I saw a comment like this recently and thought it would be a good thing to address. I’ve thought about it, and there are a few areas where bugs seem to…linger. The good news is that usually you can do something about it.
Community members need to take action on bugs with a Community status. Specifically, vote on them!! Two votes will move a bug to the New status; that’s when they show up in QE bug queues. Sometimes we like to look through Community bugs on our own just because, but please don’t rely on it!
When we need information from someone, we add a comment and set the status to Info Needed. You, the diligent user, promptly provide the information, and then the bug just sits there. Sound familiar? This is because we expect users to click on the “Info Supplied” link on the left. That will kick the bug back into our queues. How would you know to do this? Well, until now you wouldn’t! We hadn’t given you much documentation, and we carefully hid the little bit of doc we did give you. Sorry about that; there is more doc. now (see my other post) and I hear we’re going to post more obvious links soon. Also, we’re being more diligent about signing up to watch bugs so that we can catch these situations.
When a bug is closed as Deferred, that means it has been deferred for the current release, not forever. As planning for the next release starts up, management considers the deferred bugs. Some will be selected, and the rest will be retired. You can decrease the chances that a bug will get retired by voting and commenting on it. The comments should involve things such as the use case(s), an idea of how often people will run into the issue, and why the suggested workaround (if any) is insufficient. Note that writing in ALL CAPS and adding !!lots of exclamation points!! may be effective in conveying your emotion, but won’t do much to convince management to open the bug. A retired bug will probably never get fixed. No bug should simply be deferred over and over.
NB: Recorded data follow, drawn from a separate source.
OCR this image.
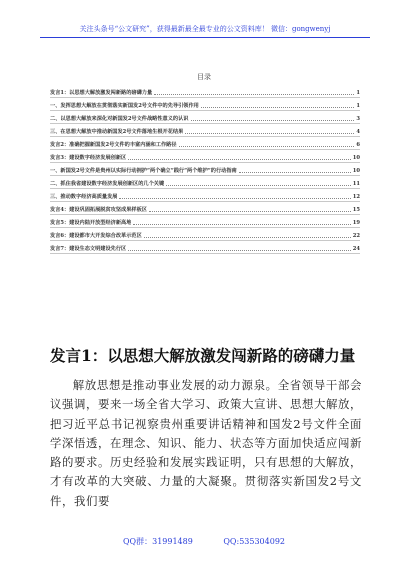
关注头条号“公文研究”，获得最新最全最专业的公文资料库！ 微信：gongwenyj
目录
发言1：以思想大解放激发闯新路的磅礴力量	1
一、发挥思想大解放在贯彻落实新国发2号文件中的先导引领作用	1
二、以思想大解放来深化对新国发2号文件战略性意义的认识	3
三、在思想大解放中推动新国发2号文件落地生根开花结果	4
发言2：准确把握新国发2号文件的丰富内涵和工作路径	6
发言3：建设数字经济发展创新区	10
一、新国发2号文件是贵州以实际行动拥护“两个确立”践行“两个维护”的行动指南	10
二、抓住我省建设数字经济发展创新区的几个关键	11
三、推动数字经济高质量发展	12
发言4：建设巩固拓展脱贫攻坚成果样板区	15
发言5：建设内陆开放型经济新高地	19
发言6：建设都市大开发综合改革示范区	22
发言7：建设生态文明建设先行区	24
发言1：以思想大解放激发闯新路的磅礴力量
解放思想是推动事业发展的动力源泉。全省领导干部会议强调，要来一场全省大学习、政策大宣讲、思想大解放，把习近平总书记视察贵州重要讲话精神和国发2号文件全面学深悟透，在理念、知识、能力、状态等方面加快适应闯新路的要求。历史经验和发展实践证明，只有思想的大解放，才有改革的大突破、力量的大凝聚。贯彻落实新国发2号文件，我们要
QQ群：31991489	QQ:535304092
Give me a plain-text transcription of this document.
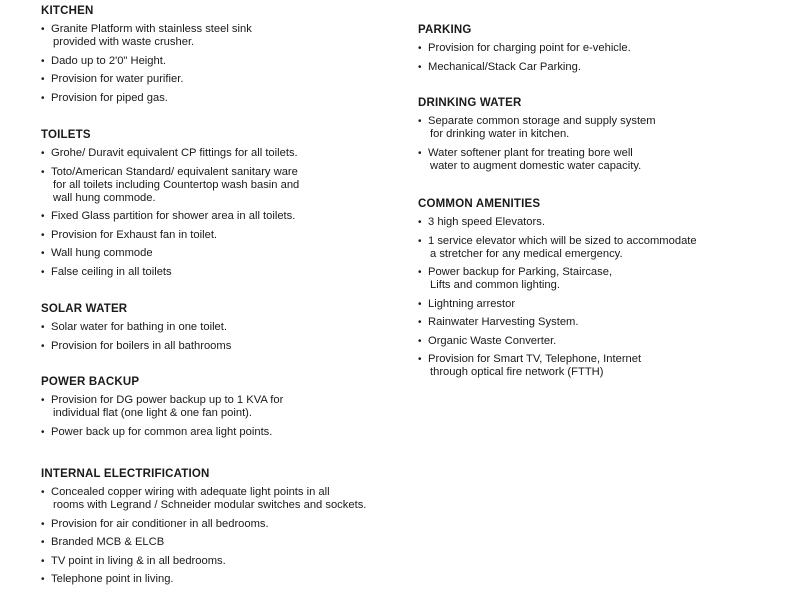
KITCHEN
• Granite Platform with stainless steel sink
provided with waste crusher.
• Dado up to 2'0" Height.
• Provision for water purifier.
• Provision for piped gas.
TOILETS
• Grohe/ Duravit equivalent CP fittings for all toilets.
• Toto/American Standard/ equivalent sanitary ware
for all toilets including Countertop wash basin and
wall hung commode.
• Fixed Glass partition for shower area in all toilets.
• Provision for Exhaust fan in toilet.
• Wall hung commode
• False ceiling in all toilets
SOLAR WATER
• Solar water for bathing in one toilet.
• Provision for boilers in all bathrooms
POWER BACKUP
• Provision for DG power backup up to 1 KVA for
individual flat (one light & one fan point).
• Power back up for common area light points.
INTERNAL ELECTRIFICATION
• Concealed copper wiring with adequate light points in all
rooms with Legrand / Schneider modular switches and sockets.
• Provision for air conditioner in all bedrooms.
• Branded MCB & ELCB
• TV point in living & in all bedrooms.
• Telephone point in living.
PARKING
• Provision for charging point for e-vehicle.
• Mechanical/Stack Car Parking.
DRINKING WATER
• Separate common storage and supply system
for drinking water in kitchen.
• Water softener plant for treating bore well
water to augment domestic water capacity.
COMMON AMENITIES
• 3 high speed Elevators.
• 1 service elevator which will be sized to accommodate
a stretcher for any medical emergency.
• Power backup for Parking, Staircase,
Lifts and common lighting.
• Lightning arrestor
• Rainwater Harvesting System.
• Organic Waste Converter.
• Provision for Smart TV, Telephone, Internet
through optical fire network (FTTH)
When a bug is closed as External, that means it’s in some other product. It may affect Flex applications, but it is not a bug in the actual SDK and will not be tracked in the Flex bug database. This could be at Adobe (e.g. Flash Player bugs) or at another company (e.g. web browser bugs). Usually the other bug database is private, so you won’t be able to look up the status of the other bug. Sorry! You can add a comment requesting an update, and if one of us sees the comment (hopefully we’ve signed up to get email when comments are made…) we’ll go look it up and tell you the status if we can.